PWMJATENG.COM, Surakarta – Menjelang Iduladha 1446 H yang jatuh pada Jumat, 6 Juni 2025, muncul pertanyaan dari masyarakat: jika salat Iduladha dan salat Jumat dilakukan di hari yang sama, bolehkah salah satunya ditinggalkan? Pertanyaan ini dijawab tuntas dalam Kajian Tarjih Online Universitas Muhammadiyah Surakarta (UMS) yang digelar secara daring oleh Biro Pengembangan dan Sumber Daya Manusia (BPSDM), Selasa (3/6).
Anggota Majelis Tarjih dan Tajdid Pimpinan Wilayah Muhammadiyah (PWM) Jawa Tengah, Yayuli, menjadi narasumber utama dalam kajian tersebut. Ia menyampaikan bahwa dalam sejarah Islam, Rasulullah SAW pernah memberikan keringanan untuk tidak melaksanakan salat Jumat setelah salat Id, terutama bagi jamaah yang tinggal jauh dari masjid. Namun, konteks kekinian berbeda.
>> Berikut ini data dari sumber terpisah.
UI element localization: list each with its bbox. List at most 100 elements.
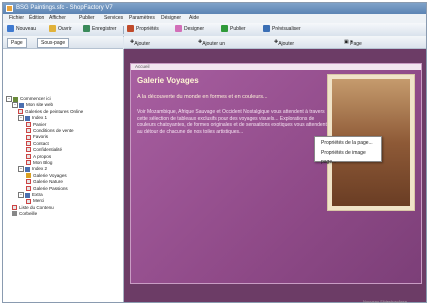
tree-item[interactable]: Merci — [26, 198, 44, 204]
menu-item-page-properties[interactable]: Propriétés de la page... — [321, 139, 373, 148]
menu-fichier[interactable]: Fichier — [9, 14, 24, 23]
window-title: BSG Paintings.sfc - ShopFactory V7 — [16, 5, 113, 11]
menu-item-image-properties[interactable]: Propriétés de image page... — [321, 149, 381, 165]
add-paragraph-button[interactable]: ✚ Ajouter un paragraphe — [198, 38, 228, 55]
tree-item[interactable]: Confidentialité — [26, 147, 62, 153]
page-icon — [12, 205, 17, 211]
menu-edition[interactable]: Édition — [29, 14, 44, 23]
tree-item-label: Commencer ici — [20, 96, 51, 102]
tree-item-label: Galerie Nature — [33, 179, 63, 185]
page-icon — [26, 141, 31, 147]
tab-page[interactable]: Page — [7, 38, 27, 48]
menu-designer[interactable]: Désigner — [161, 14, 181, 23]
new-icon — [7, 25, 14, 33]
preview-icon — [263, 25, 270, 33]
tree-item[interactable]: − Extra — [18, 192, 43, 198]
page-icon — [26, 121, 31, 127]
tree-item[interactable]: Conditions de vente — [26, 128, 74, 134]
tree-item-label: Merci — [33, 198, 45, 204]
collapse-toggle-icon[interactable]: − — [18, 166, 24, 173]
collapse-toggle-icon[interactable]: − — [6, 96, 12, 102]
tree-item-label: Corbeille — [19, 211, 38, 217]
publish-icon — [221, 25, 228, 33]
page-menu-button[interactable]: ▣ Page ▾ — [344, 38, 362, 47]
save-icon — [83, 25, 90, 33]
folder-icon — [19, 102, 24, 108]
folder-icon — [25, 115, 30, 121]
menu-bar: Fichier Édition Afficher Publier Service… — [3, 14, 426, 23]
tree-item[interactable]: Contact — [26, 141, 49, 147]
tree-item-label: Mon Blog — [33, 160, 53, 165]
tree-item[interactable]: − Mon site web — [12, 102, 54, 109]
properties-button[interactable]: Propriétés — [127, 25, 159, 34]
page-preview-panel: Accueil Galerie Voyages A la découverte … — [124, 49, 426, 302]
app-logo-icon — [6, 5, 13, 12]
tree-item[interactable]: A propos — [26, 154, 51, 160]
tree-item[interactable]: − Index 2 — [18, 166, 48, 173]
tree-item[interactable]: Mon Blog — [26, 160, 52, 166]
menu-publier[interactable]: Publier — [79, 14, 95, 23]
tree-item-label: Galerie Passions — [33, 185, 68, 191]
add-product-button[interactable]: ✚ Ajouter un produit — [130, 38, 150, 63]
collapse-toggle-icon[interactable]: − — [18, 115, 24, 122]
new-button[interactable]: Nouveau — [7, 25, 36, 34]
publish-button[interactable]: Publier — [221, 25, 246, 34]
tree-item[interactable]: Liste du Contenu — [12, 205, 54, 211]
page-subtitle: A la découverte du monde en formes et en… — [137, 94, 268, 100]
tree-item[interactable]: Galerie Nature — [26, 179, 63, 185]
folder-icon — [25, 192, 30, 198]
menu-aide[interactable]: Aide — [189, 14, 199, 23]
folder-icon — [25, 166, 30, 172]
page-icon — [26, 198, 31, 204]
page-canvas: Accueil Galerie Voyages A la découverte … — [130, 63, 422, 284]
tree-item[interactable]: − Commencer ici — [6, 96, 51, 102]
designer-icon — [175, 25, 182, 33]
collapse-toggle-icon[interactable]: − — [12, 102, 18, 109]
tree-item-label: Favoris — [33, 134, 49, 140]
properties-icon — [127, 25, 134, 33]
tree-item[interactable]: Galeries de peintures Online — [18, 109, 83, 115]
page-title: Galerie Voyages — [137, 76, 199, 85]
tree-item-label: Mon site web — [26, 102, 54, 108]
tree-item[interactable]: − Index 1 — [18, 115, 48, 122]
tree-item-label: A propos — [33, 153, 52, 159]
tree-item-label: Liste du Contenu — [19, 204, 54, 210]
add-image-button[interactable]: ✚ Ajouter une image — [274, 38, 294, 63]
tree-item-label: Index 2 — [32, 166, 48, 172]
tree-item-label: Panier — [33, 121, 47, 127]
menu-parametres[interactable]: Paramètres — [129, 14, 155, 23]
tree-item-label: Galerie Voyages — [33, 172, 67, 178]
page-icon — [26, 147, 31, 153]
tree-item-label: Index 1 — [32, 115, 48, 121]
tree-item[interactable]: Galerie Passions — [26, 186, 68, 192]
page-icon — [26, 173, 31, 179]
content-toolbar: ✚ Ajouter un produit ✚ Ajouter un paragr… — [124, 36, 426, 63]
tab-sous-page[interactable]: Sous-page — [37, 38, 70, 48]
tree-item[interactable]: Favoris — [26, 134, 48, 140]
page-icon — [26, 185, 31, 191]
page-icon — [26, 134, 31, 140]
tree-item-label: Conditions de vente — [33, 128, 74, 133]
breadcrumb: Accueil — [131, 64, 421, 70]
menu-afficher[interactable]: Afficher — [49, 14, 66, 23]
main-toolbar: Nouveau Ouvrir Enregistrer Propriétés De… — [3, 23, 426, 37]
tree-item[interactable]: Panier — [26, 122, 46, 128]
designer-button[interactable]: Designer — [175, 25, 204, 34]
home-icon — [13, 96, 18, 102]
open-button[interactable]: Ouvrir — [49, 25, 72, 34]
menu-services[interactable]: Services — [104, 14, 123, 23]
collapse-toggle-icon[interactable]: − — [18, 192, 24, 198]
tree-item[interactable]: Galerie Voyages — [26, 173, 67, 179]
page-icon — [26, 128, 31, 134]
tree-item[interactable]: Corbeille — [12, 211, 37, 217]
tree-item-label: Galeries de peintures Online — [25, 108, 84, 114]
open-folder-icon — [49, 25, 56, 33]
toolbar-separator — [123, 26, 124, 34]
page-body-text: Voir Mozambique, Afrique Sauvage et Occi… — [137, 109, 327, 135]
page-icon — [18, 109, 23, 115]
save-button[interactable]: Enregistrer — [83, 25, 116, 34]
trash-icon — [12, 211, 17, 217]
preview-button[interactable]: Prévisualiser — [263, 25, 301, 34]
page-icon — [26, 160, 31, 166]
title-bar: BSG Paintings.sfc - ShopFactory V7 — [3, 3, 426, 14]
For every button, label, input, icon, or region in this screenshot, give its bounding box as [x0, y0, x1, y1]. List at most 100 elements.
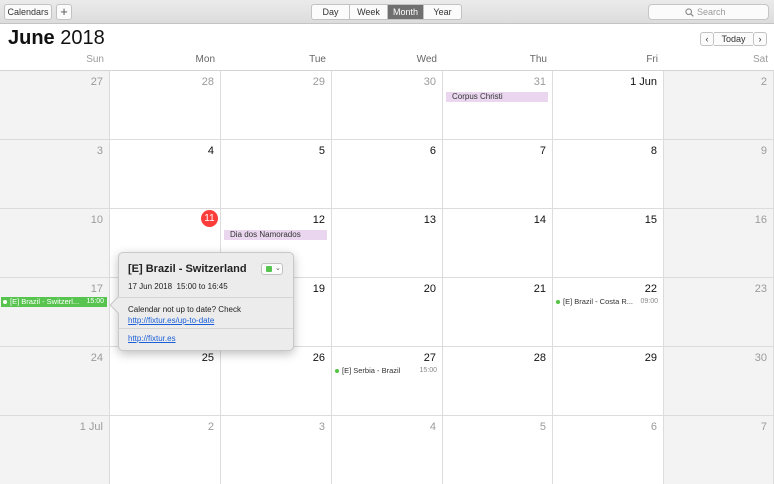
- day-number: 1 Jul: [79, 421, 103, 433]
- view-month-button[interactable]: Month: [388, 5, 424, 19]
- day-cell[interactable]: 23: [664, 278, 774, 347]
- day-number: 31: [533, 76, 546, 88]
- day-cell[interactable]: 10: [0, 209, 110, 278]
- popover-date: 17 Jun 2018: [128, 282, 173, 291]
- day-cell[interactable]: 5: [221, 140, 332, 209]
- day-cell[interactable]: 30: [332, 71, 443, 140]
- day-cell[interactable]: 24: [0, 347, 110, 416]
- day-cell[interactable]: 6: [332, 140, 443, 209]
- month-grid: 27 28 29 30 31 Corpus Christi 1 Jun 2 3 4 5 6 7 8 9 10 1…: [0, 70, 774, 484]
- day-number: 22: [644, 283, 657, 295]
- view-year-button[interactable]: Year: [424, 5, 461, 19]
- day-cell[interactable]: 29: [221, 71, 332, 140]
- view-day-button[interactable]: Day: [312, 5, 350, 19]
- day-cell[interactable]: 31 Corpus Christi: [443, 71, 553, 140]
- popover-time-range: 15:00 to 16:45: [176, 282, 228, 291]
- event-url-link[interactable]: http://fixtur.es: [128, 334, 176, 343]
- day-number: 25: [201, 352, 214, 364]
- day-cell[interactable]: 15: [553, 209, 664, 278]
- day-number: 5: [318, 145, 325, 157]
- up-to-date-link[interactable]: http://fixtur.es/up-to-date: [128, 316, 214, 325]
- day-cell[interactable]: 4: [332, 416, 443, 484]
- notes-text: Calendar not up to date? Check: [128, 305, 241, 314]
- event-time: 15:00: [419, 367, 437, 374]
- day-number: 2: [760, 76, 767, 88]
- holiday-event[interactable]: Dia dos Namorados: [224, 230, 327, 240]
- day-cell[interactable]: 20: [332, 278, 443, 347]
- chevron-down-icon: ⌄: [275, 265, 281, 272]
- month-year-title: June 2018: [8, 27, 105, 50]
- day-cell[interactable]: 17 [E] Brazil - Switzerl... 15:00: [0, 278, 110, 347]
- day-cell[interactable]: 28: [443, 347, 553, 416]
- day-cell[interactable]: 1 Jul: [0, 416, 110, 484]
- event-time: 15:00: [86, 298, 104, 305]
- day-cell[interactable]: 5: [443, 416, 553, 484]
- calendar-event[interactable]: [E] Brazil - Switzerl... 15:00: [1, 297, 107, 307]
- day-number: 13: [423, 214, 436, 226]
- day-cell[interactable]: 7: [664, 416, 774, 484]
- event-title: [E] Brazil - Costa R...: [563, 297, 634, 306]
- search-input[interactable]: Search: [648, 4, 769, 20]
- popover-notes: Calendar not up to date? Check http://fi…: [128, 304, 288, 326]
- day-cell[interactable]: 2: [664, 71, 774, 140]
- popover-event-title[interactable]: [E] Brazil - Switzerland: [128, 263, 247, 275]
- day-number: 20: [423, 283, 436, 295]
- day-cell[interactable]: 29: [553, 347, 664, 416]
- event-dot-icon: [3, 300, 7, 304]
- popover-date-time[interactable]: 17 Jun 2018 15:00 to 16:45: [128, 282, 228, 291]
- day-cell[interactable]: 1 Jun: [553, 71, 664, 140]
- day-number: 16: [754, 214, 767, 226]
- day-cell[interactable]: 28: [110, 71, 221, 140]
- day-cell[interactable]: 8: [553, 140, 664, 209]
- day-number: 1 Jun: [630, 76, 657, 88]
- day-cell[interactable]: 3: [221, 416, 332, 484]
- weekday-wed: Wed: [416, 54, 437, 65]
- event-dot-icon: [335, 369, 339, 373]
- day-number: 3: [318, 421, 325, 433]
- day-number: 23: [754, 283, 767, 295]
- event-title: [E] Brazil - Switzerl...: [10, 297, 80, 306]
- event-time: 09:00: [640, 298, 658, 305]
- calendar-color-picker[interactable]: ⌄: [261, 263, 283, 275]
- day-cell[interactable]: 3: [0, 140, 110, 209]
- day-cell[interactable]: 21: [443, 278, 553, 347]
- day-number: 24: [90, 352, 103, 364]
- calendar-event[interactable]: [E] Serbia - Brazil 15:00: [333, 366, 440, 376]
- day-number: 6: [429, 145, 436, 157]
- day-number: 4: [429, 421, 436, 433]
- holiday-event[interactable]: Corpus Christi: [446, 92, 548, 102]
- day-number: 12: [312, 214, 325, 226]
- day-cell[interactable]: 13: [332, 209, 443, 278]
- month-name: June: [8, 27, 55, 49]
- day-cell[interactable]: 14: [443, 209, 553, 278]
- previous-month-button[interactable]: ‹: [700, 32, 714, 46]
- weekday-thu: Thu: [529, 54, 547, 65]
- day-cell[interactable]: 22 [E] Brazil - Costa R... 09:00: [553, 278, 664, 347]
- day-cell[interactable]: 16: [664, 209, 774, 278]
- today-button[interactable]: Today: [714, 32, 753, 46]
- day-cell[interactable]: 9: [664, 140, 774, 209]
- event-popover: [E] Brazil - Switzerland ⌄ 17 Jun 2018 1…: [109, 252, 294, 351]
- day-cell[interactable]: 4: [110, 140, 221, 209]
- day-number: 14: [533, 214, 546, 226]
- divider: [119, 297, 293, 298]
- day-cell[interactable]: 26: [221, 347, 332, 416]
- day-cell[interactable]: 30: [664, 347, 774, 416]
- day-cell[interactable]: 27: [0, 71, 110, 140]
- day-cell[interactable]: 7: [443, 140, 553, 209]
- day-cell[interactable]: 27 [E] Serbia - Brazil 15:00: [332, 347, 443, 416]
- day-cell[interactable]: 25: [110, 347, 221, 416]
- calendar-event[interactable]: [E] Brazil - Costa R... 09:00: [554, 297, 661, 307]
- day-number: 28: [533, 352, 546, 364]
- day-cell[interactable]: 6: [553, 416, 664, 484]
- year-label: 2018: [60, 27, 105, 49]
- view-week-button[interactable]: Week: [350, 5, 388, 19]
- day-number: 19: [312, 283, 325, 295]
- day-number: 30: [754, 352, 767, 364]
- day-number: 27: [423, 352, 436, 364]
- add-event-button[interactable]: +: [56, 4, 72, 20]
- day-cell[interactable]: 2: [110, 416, 221, 484]
- calendars-button[interactable]: Calendars: [4, 4, 52, 20]
- next-month-button[interactable]: ›: [753, 32, 767, 46]
- day-number: 26: [312, 352, 325, 364]
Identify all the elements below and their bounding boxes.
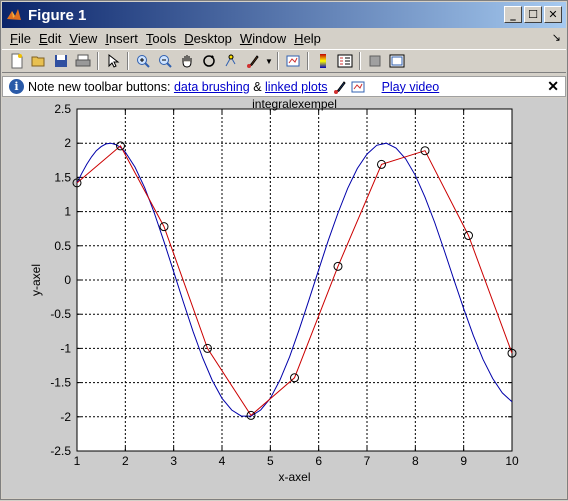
menu-edit[interactable]: Edit	[35, 31, 65, 46]
x-tick-label: 6	[315, 454, 322, 468]
x-tick-label: 2	[122, 454, 129, 468]
x-tick-label: 1	[74, 454, 81, 468]
figure-window: Figure 1 _ ☐ ✕ File Edit View Insert Tools De…	[0, 0, 568, 500]
colorbar-icon[interactable]	[312, 51, 334, 71]
figure-toolbar: ▼	[2, 49, 566, 73]
link-plot-icon	[351, 81, 365, 92]
rotate-3d-icon[interactable]	[198, 51, 220, 71]
x-tick-label: 10	[505, 454, 519, 468]
menu-view[interactable]: View	[65, 31, 101, 46]
new-figure-icon[interactable]	[6, 51, 28, 71]
window-title: Figure 1	[28, 6, 87, 24]
info-text: Note new toolbar buttons:	[28, 79, 171, 94]
menu-bar: File Edit View Insert Tools Desktop Window Help	[2, 28, 566, 48]
matlab-icon	[7, 9, 21, 20]
y-tick-label: -1	[60, 341, 71, 355]
pan-hand-icon[interactable]	[176, 51, 198, 71]
y-tick-label: -2	[60, 410, 71, 424]
brush-icon	[333, 80, 346, 94]
info-icon: i	[9, 79, 24, 94]
play-video-link[interactable]: Play video	[382, 80, 440, 94]
y-tick-label: 1	[64, 205, 71, 219]
dock-arrow-icon[interactable]: ↘	[552, 31, 561, 44]
y-tick-label: -1.5	[50, 376, 71, 390]
brush-dropdown-icon[interactable]: ▼	[264, 51, 274, 71]
hide-plot-tools-icon[interactable]	[364, 51, 386, 71]
y-tick-label: 1.5	[54, 170, 71, 184]
open-file-icon[interactable]	[28, 51, 50, 71]
data-cursor-icon[interactable]	[220, 51, 242, 71]
x-axis-label: x-axel	[278, 470, 310, 484]
info-bar: i Note new toolbar buttons: data brushin…	[2, 76, 566, 97]
x-tick-label: 9	[460, 454, 467, 468]
y-tick-label: -0.5	[50, 307, 71, 321]
x-tick-label: 4	[219, 454, 226, 468]
y-tick-label: 0.5	[54, 239, 71, 253]
menu-file[interactable]: File	[6, 31, 35, 46]
figure-canvas: 1 2 3 4 5 6 7 8 9 10 2.5 2 1.5 1 0.5 0 -0.5 -1 -1.5 -2 -2.5…	[2, 97, 566, 498]
maximize-button[interactable]: ☐	[524, 6, 542, 23]
y-tick-label: 2	[64, 136, 71, 150]
linked-plots-link[interactable]: linked plots	[265, 80, 328, 94]
menu-insert[interactable]: Insert	[101, 31, 142, 46]
menu-window[interactable]: Window	[236, 31, 290, 46]
close-icon[interactable]: ✕	[547, 78, 559, 95]
x-tick-label: 7	[364, 454, 371, 468]
x-tick-label: 5	[267, 454, 274, 468]
x-tick-label: 3	[170, 454, 177, 468]
x-tick-label: 8	[412, 454, 419, 468]
brush-icon[interactable]	[242, 51, 264, 71]
link-plot-icon[interactable]	[282, 51, 304, 71]
y-tick-label: 2.5	[54, 102, 71, 116]
menu-help[interactable]: Help	[290, 31, 325, 46]
ampersand-text: &	[253, 79, 262, 94]
zoom-in-icon[interactable]	[132, 51, 154, 71]
show-plot-tools-icon[interactable]	[386, 51, 408, 71]
y-axis-label: y-axel	[29, 264, 43, 296]
minimize-button[interactable]: _	[504, 6, 522, 23]
chart-title: integralexempel	[252, 98, 337, 111]
menu-tools[interactable]: Tools	[142, 31, 180, 46]
legend-icon[interactable]	[334, 51, 356, 71]
menu-desktop[interactable]: Desktop	[180, 31, 236, 46]
close-button[interactable]: ✕	[544, 6, 562, 23]
print-icon[interactable]	[72, 51, 94, 71]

“Pada masa Nabi memang pernah diberi rukhsah atau keringanan untuk tidak melaksanakan salat Jumat bagi yang sudah salat Id, tapi itu karena kondisi geografis. Sekarang, akses ke masjid mudah, maka sebaiknya tetap melaksanakan keduanya,” terang Yayuli dalam penjelasannya.
Yayuli menekankan bahwa pelaksanaan dua ibadah ini pada hari yang sama tidak seharusnya menjadi alasan untuk meninggalkan salah satunya. Ia mendorong umat Islam agar menunaikan keduanya demi kesempurnaan ibadah.
Selain membahas soal salat, kajian juga menyoroti topik kurban yang relevan menjelang Iduladha. Yayuli menjelaskan bahwa baik hewan jantan maupun betina diperbolehkan untuk dijadikan hewan kurban. Meskipun masyarakat cenderung memilih hewan jantan, tidak ada dalil yang melarang penggunaan hewan betina.
Baca juga, Antara Kurban dan Ketimpangan Sosial: Menjawab Tantangan Distribusi yang Adil
“Secara syariat, hewan jantan maupun betina sama-sama sah dijadikan hewan kurban. Yang penting sehat dan memenuhi syarat,” jelasnya pada Rabu (4/6).
Ia juga menjelaskan bahwa waktu penyembelihan hewan kurban dimulai sejak selesai salat Iduladha hingga akhir hari Tasyrik, yaitu 10–13 Dzulhijjah 1446 H atau 6–9 Juni 2025. Ketentuan ini merujuk pada surah Al-Hajj ayat 28 yang menegaskan waktu-waktu penyembelihan sebagai bagian dari ibadah.
Dalam pelaksanaannya, Yayuli menyebut bahwa menyembelih sendiri hewan kurban lebih utama. Namun, bila tidak mampu, seseorang boleh mewakilkannya kepada orang yang ahli.
“Yang penting, adab penyembelihan harus diperhatikan. Gunakan pisau yang tajam, tidak berkarat, dan hadapkan hewan ke arah kiblat sebelum membaca doa,” ujarnya.
Distribusi daging kurban pun tak kalah penting. Menurut Yayuli, pembagiannya tidak boleh eksklusif hanya untuk kerabat atau golongan tertentu. Sebaliknya, sebaiknya diperluas agar bisa menjangkau masyarakat luas.
“Semangat kurban adalah semangat berbagi dan kepedulian sosial. Maka distribusinya sebaiknya menyentuh masyarakat sekitar, terutama yang membutuhkan,” tandasnya.